Into the Carpentry Workshop
Alma Siedhoff-Buscher entered the Bauhaus Weimar in April 1922 after training at design schools in Berlin. After the preliminary course, she was placed in the weaving workshop — the destination the school’s institutional culture assigned to most women. She did not stay. By 1923 she had made the case, with support from Georg Muche and others, that her proposed designs for children’s toys and furniture were suited to industrial serial production and required the tools and materials of the wood-sculpture and carpentry workshop. The argument was practical: the work she was proposing could not be made in weaving.

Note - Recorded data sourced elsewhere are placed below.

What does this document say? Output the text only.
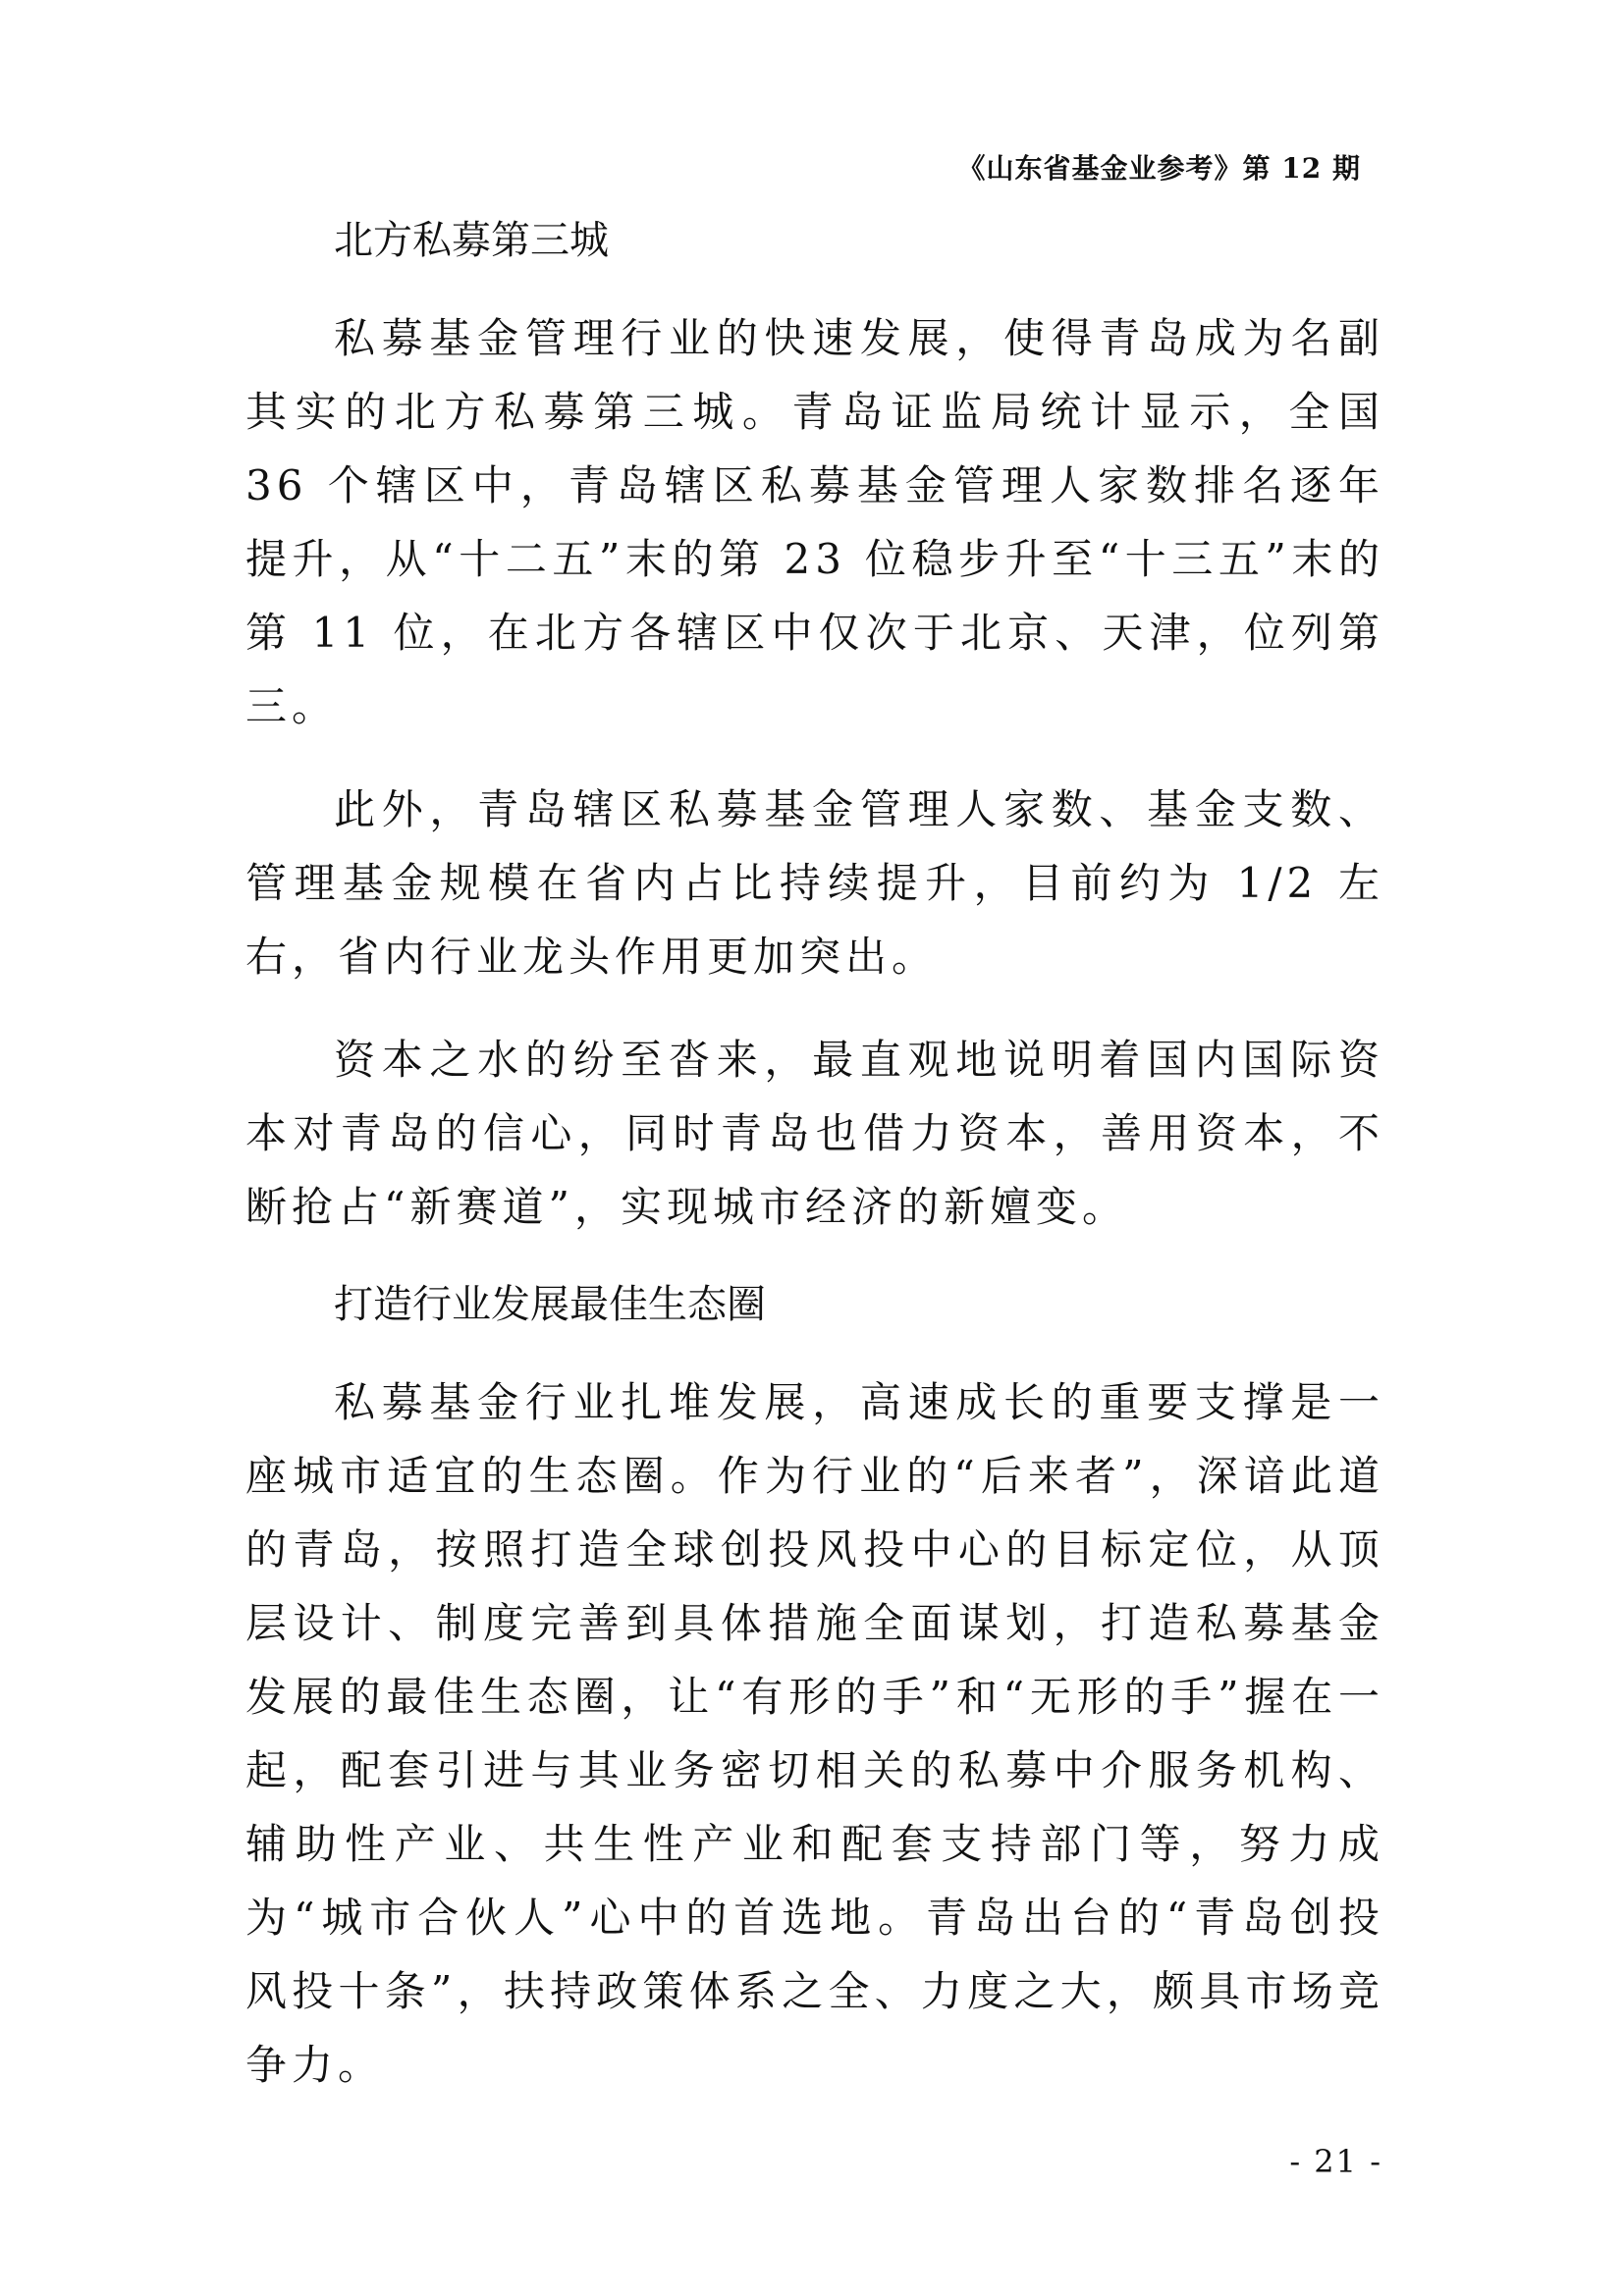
《山东省基金业参考》第 12 期
北方私募第三城

私募基金管理行业的快速发展，使得青岛成为名副其实的北方私募第三城。青岛证监局统计显示，全国 36 个辖区中，青岛辖区私募基金管理人家数排名逐年提升，从“十二五”末的第 23 位稳步升至“十三五”末的第 11 位，在北方各辖区中仅次于北京、天津，位列第三。

此外，青岛辖区私募基金管理人家数、基金支数、管理基金规模在省内占比持续提升，目前约为 1/2 左右，省内行业龙头作用更加突出。

资本之水的纷至沓来，最直观地说明着国内国际资本对青岛的信心，同时青岛也借力资本，善用资本，不断抢占“新赛道”，实现城市经济的新嬗变。

打造行业发展最佳生态圈

私募基金行业扎堆发展，高速成长的重要支撑是一座城市适宜的生态圈。作为行业的“后来者”，深谙此道的青岛，按照打造全球创投风投中心的目标定位，从顶层设计、制度完善到具体措施全面谋划，打造私募基金发展的最佳生态圈，让“有形的手”和“无形的手”握在一起，配套引进与其业务密切相关的私募中介服务机构、辅助性产业、共生性产业和配套支持部门等，努力成为“城市合伙人”心中的首选地。青岛出台的“青岛创投风投十条”，扶持政策体系之全、力度之大，颇具市场竞争力。

- 21 -
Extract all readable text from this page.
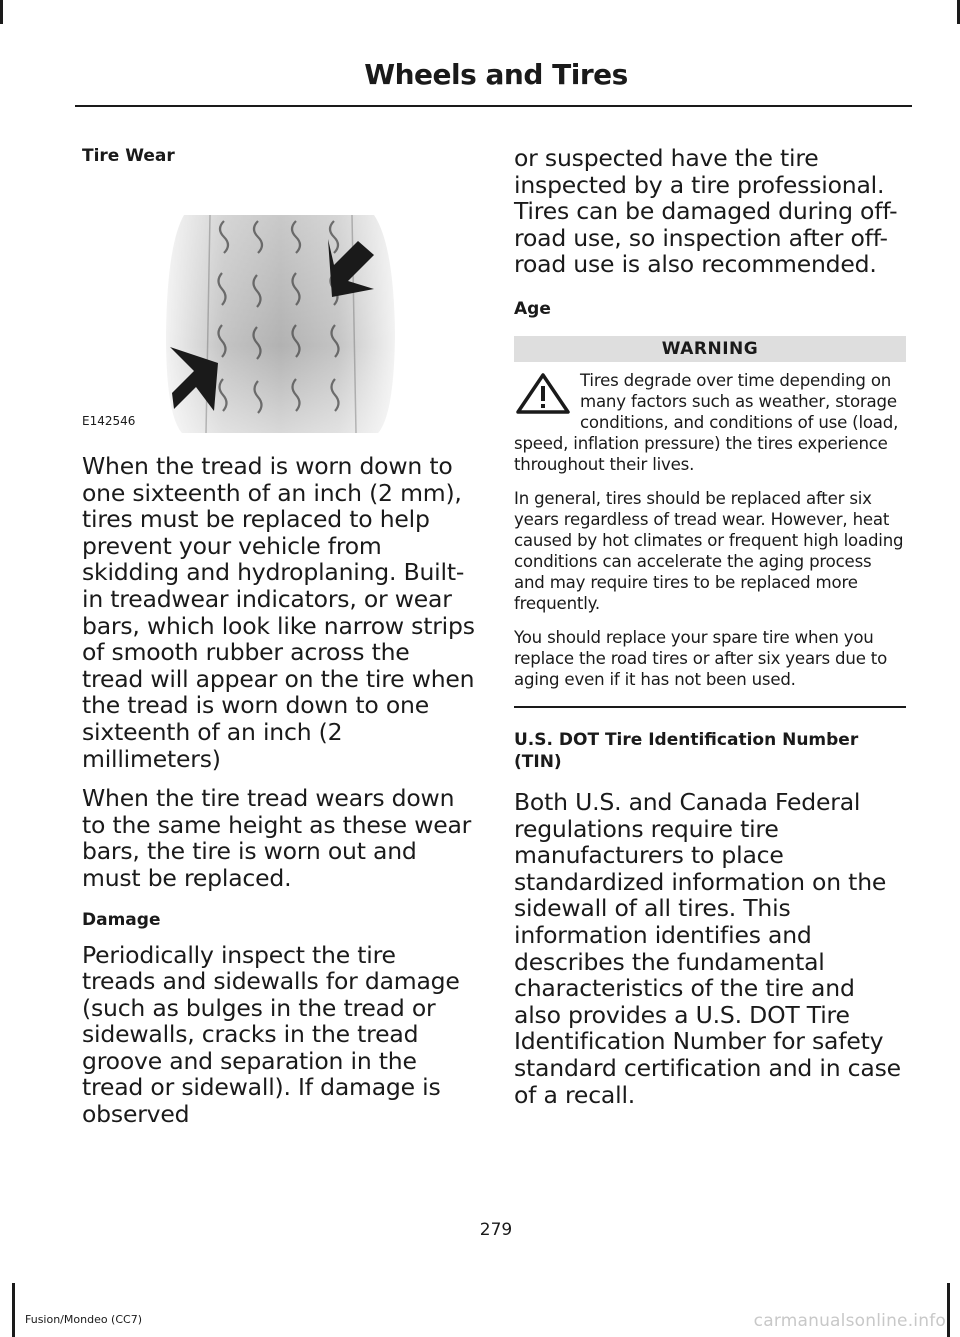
Wheels and Tires

Tire Wear

E142546

When the tread is worn down to one sixteenth of an inch (2 mm), tires must be replaced to help prevent your vehicle from skidding and hydroplaning. Built-in treadwear indicators, or wear bars, which look like narrow strips of smooth rubber across the tread will appear on the tire when the tread is worn down to one sixteenth of an inch (2 millimeters)

When the tire tread wears down to the same height as these wear bars, the tire is worn out and must be replaced.

Damage

Periodically inspect the tire treads and sidewalls for damage (such as bulges in the tread or sidewalls, cracks in the tread groove and separation in the tread or sidewall). If damage is observed

or suspected have the tire inspected by a tire professional. Tires can be damaged during off-road use, so inspection after off-road use is also recommended.

Age

WARNING

Tires degrade over time depending on many factors such as weather, storage conditions, and conditions of use (load, speed, inflation pressure) the tires experience throughout their lives.

In general, tires should be replaced after six years regardless of tread wear. However, heat caused by hot climates or frequent high loading conditions can accelerate the aging process and may require tires to be replaced more frequently.

You should replace your spare tire when you replace the road tires or after six years due to aging even if it has not been used.

U.S. DOT Tire Identification Number (TIN)

Both U.S. and Canada Federal regulations require tire manufacturers to place standardized information on the sidewall of all tires. This information identifies and describes the fundamental characteristics of the tire and also provides a U.S. DOT Tire Identification Number for safety standard certification and in case of a recall.

279
Fusion/Mondeo (CC7)	carmanualsonline.info
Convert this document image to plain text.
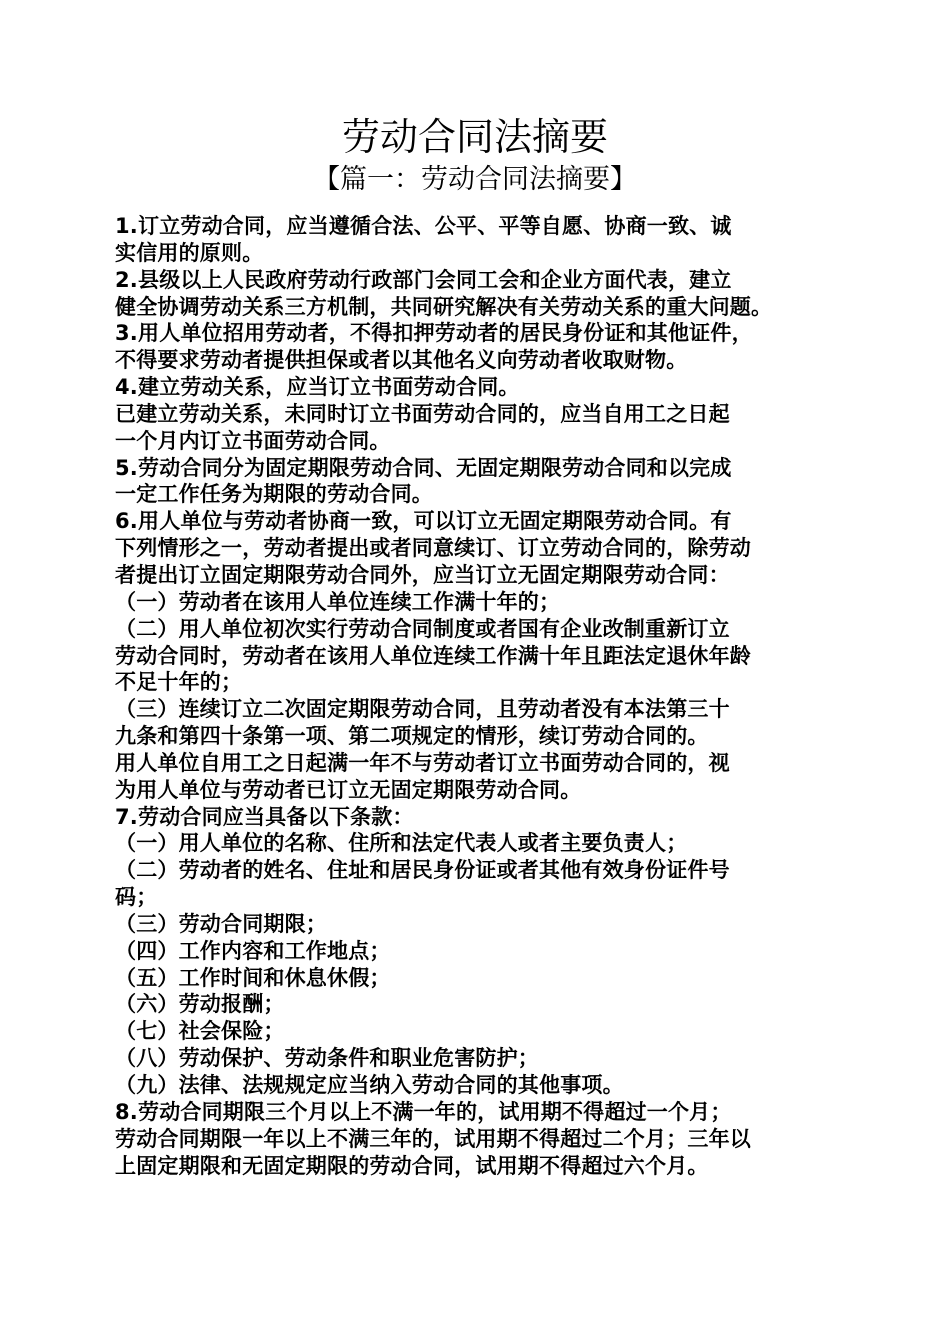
劳动合同法摘要
【篇一：劳动合同法摘要】
1.订立劳动合同，应当遵循合法、公平、平等自愿、协商一致、诚
实信用的原则。
2.县级以上人民政府劳动行政部门会同工会和企业方面代表，建立
健全协调劳动关系三方机制，共同研究解决有关劳动关系的重大问题。
3.用人单位招用劳动者，不得扣押劳动者的居民身份证和其他证件，
不得要求劳动者提供担保或者以其他名义向劳动者收取财物。
4.建立劳动关系，应当订立书面劳动合同。
已建立劳动关系，未同时订立书面劳动合同的，应当自用工之日起
一个月内订立书面劳动合同。
5.劳动合同分为固定期限劳动合同、无固定期限劳动合同和以完成
一定工作任务为期限的劳动合同。
6.用人单位与劳动者协商一致，可以订立无固定期限劳动合同。有
下列情形之一，劳动者提出或者同意续订、订立劳动合同的，除劳动
者提出订立固定期限劳动合同外，应当订立无固定期限劳动合同：
（一）劳动者在该用人单位连续工作满十年的；
（二）用人单位初次实行劳动合同制度或者国有企业改制重新订立
劳动合同时，劳动者在该用人单位连续工作满十年且距法定退休年龄
不足十年的；
（三）连续订立二次固定期限劳动合同，且劳动者没有本法第三十
九条和第四十条第一项、第二项规定的情形，续订劳动合同的。
用人单位自用工之日起满一年不与劳动者订立书面劳动合同的，视
为用人单位与劳动者已订立无固定期限劳动合同。
7.劳动合同应当具备以下条款：
（一）用人单位的名称、住所和法定代表人或者主要负责人；
（二）劳动者的姓名、住址和居民身份证或者其他有效身份证件号
码；
（三）劳动合同期限；
（四）工作内容和工作地点；
（五）工作时间和休息休假；
（六）劳动报酬；
（七）社会保险；
（八）劳动保护、劳动条件和职业危害防护；
（九）法律、法规规定应当纳入劳动合同的其他事项。
8.劳动合同期限三个月以上不满一年的，试用期不得超过一个月；
劳动合同期限一年以上不满三年的，试用期不得超过二个月；三年以
上固定期限和无固定期限的劳动合同，试用期不得超过六个月。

The transfer was unusual. The carpentry workshop, led by Form Master Josef Hartwig, was almost exclusively male. Siedhoff-Buscher’s move into it was an individual negotiation of a structural constraint, not a policy change.
The Haus am Horn
In 1923 she was commissioned to design the complete children’s room for the Haus am Horn — the experimental model house Georg Muche designed for the school’s first major public exhibition in Weimar. Her brief was a room scaled to a child, functional for a child’s actual daily life, and demonstrating how Bauhaus principles could reach domestic design at its smallest scale.
What she produced was a suite of multifunctional furniture: a changing unit that could convert to a desk, a crib designed to grow with a child into a teenage bed, a toy cupboard whose door opened out to become a puppet theatre stage, and a ladder that also functioned as a chair, a bench, and a storage unit. The pieces were white and washable. Each was designed to serve multiple purposes rather than a single function. The room demonstrated the same formal logic — geometric clarity, material honesty, purpose over ornament — that the rest of the school’s workshops were applying to chairs and lamps and textiles.
The Ship Building Game
Alongside the furniture, Siedhoff-Buscher designed the Schiffbauspiel — the Ship Building Game — in two versions: a small set of 22 geometric blocks and a large set of 39. The blocks were primary-coloured and non-prescriptive: they could be arranged in many ways without producing a predetermined result. This was a design argument about children’s play — that open-ended building develops more creative thinking than toys with fixed outcomes. The same geometric vocabulary that structured Bauhaus form exercises appeared here as objects a child could pick up and recombine.
The children’s room and its toys were among the most positively received elements of the 1923 exhibition. The Zeiss kindergarten in Jena later adopted the furniture. The Schiffbauspiel is still reproduced today by manufacturers including Naef. Siedhoff-Buscher continued at the Bauhaus through the Dessau move but stepped away from design work around 1926–1927 after marriage and the birth of her children. The room she made in Weimar in 1923 remains one of the most complete demonstrations of Bauhaus principles applied to the everyday world — not to a prestige object or a building, but to a child’s room.